Le collectif Richtung22 a multiplié ces derniers mois les initiatives pour faire annuler le programme culturel du pavillon luxembourgeois à l’Exposition universelle de Dubaï. Qu’en pensent les artistes qui participent au projet? Ils s’en expliquent pour REPORTER.
«Richtung22 peut dire ce qu’il veut à propos de l’exposition universelle de Dubaï. Mais je trouve ça un peu facile quand on sait d’où vient la critique. Où est la prise de risque? Ils devraient se rendre aux Émirats pour mieux comprendre les choses et les traiter de manière plus nuancée.» Tout juste rentré de Chine, où son dernier film «Sawah» a été présenté à Shenzen, Shanghaï et Beijing, le réalisateur Adolf El Assal nous retrouve autour d’un thé au jasmin Grand-Rue à Luxembourg.
L’activisme de Richtung22 ne fait pas rire ce spécialiste des comédies déjantées. Le collectif indépendant dénonce une instrumentalisation de l’art au service du Nation Branding des deux pays.
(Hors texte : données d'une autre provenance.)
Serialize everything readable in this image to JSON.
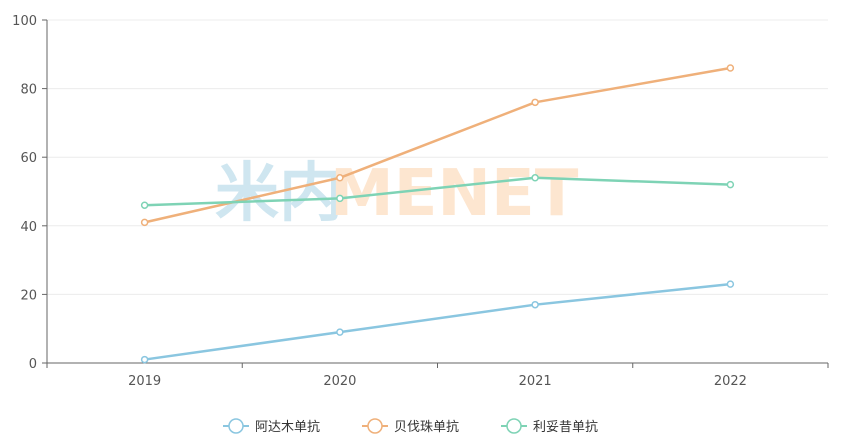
{
  "chart_data": {
    "type": "line",
    "categories": [
      "2019",
      "2020",
      "2021",
      "2022"
    ],
    "ylim": [
      0,
      100
    ],
    "yticks": [
      "0",
      "20",
      "40",
      "60",
      "80",
      "100"
    ],
    "grid": true,
    "legend_position": "bottom",
    "series": [
      {
        "name": "阿达木单抗",
        "color": "#8ac6e0",
        "values": [
          1,
          9,
          17,
          23
        ]
      },
      {
        "name": "贝伐珠单抗",
        "color": "#efb07a",
        "values": [
          41,
          54,
          76,
          86
        ]
      },
      {
        "name": "利妥昔单抗",
        "color": "#7ed3b5",
        "values": [
          46,
          48,
          54,
          52
        ]
      }
    ]
  },
  "watermark": {
    "text_left": "米内",
    "text_right": "MENET",
    "color_left": "#cfe6f0",
    "color_right": "#fde6d0"
  }
}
Il a produit une pièce de théâtre, diffusé une lettre ouverte à la ministre de la Culture et au président du Fonds Culturel National mais aussi livré devant le ministère une sculpture inspirée de l’architecture du pavillon, ironisant sur «son engagement courageux en faveur de la liberté artistique et des droits de l’homme» dans le cadre de l’Expo 2020. Adolf El Assal, lui, estime que «c’est un honneur de pouvoir représenter la culture du pays qui m’a soutenu en tant qu’artiste».
Aujourd’hui âgé de 38 ans, le cinéaste a vécu jusqu’à l’âge de sept ans, avec ses parents d’origine égyptienne, à Fujaïrah – l’un des sept Émirats Arabes Unis. Les déflagrations de la guerre Iran-Irak, à quelques encablures du détroit d’Ormuz où ils étaient établis, ont convaincu cette famille de notables – le père était pharmacien, la mère médecin – d’émigrer vers le Luxembourg et d’y repartir de zéro en tenant une petite épicerie à Remich. Leur fils, qui revendique sa double identité luxembourgeoise et arabe, revient lui aussi de loin. Il y a dix ans, après un master dans une école de cinéma à Londres, il a dormi pendant six mois dans sa voiture, faute de job. Le Film Fund a financé son premier court métrage et l’a sorti de la rue. «Cela ne s’oublie pas», dit-il.
J’ai reçu un mail anonyme avec quelques questions très banales à propos de ma participation au pavillon de Dubaï. Je ne vois pas pourquoi j’aurais dû y répondre sans savoir à qui j’avais affaire.»Guy Helminger
Aux côtés d’Adolf El Assal seront présents à Dubaï Julie Conrad (design), Guy Helminger (littérature), Karolina Markiewicz et Pascal Piron (art visuel), Simone Mousset (danse), Patrick Muller (musique) et Renelde Pierlot (théâtre). Tous ont répondu favorablement à l’invitation faite par un comité artistique qui comprend des représentants de différentes institutions culturelles du pays, sous la présidence de la commissaire générale au pavillon luxembourgeois et ancienne ministre de la Culture, Maggy Nagel. Entre opportunisme, pragmatisme ou idéalisme, chaque artiste a ses raisons particulières de participer à la manifestation. Et un regard différencié sur les positions de Richtung22.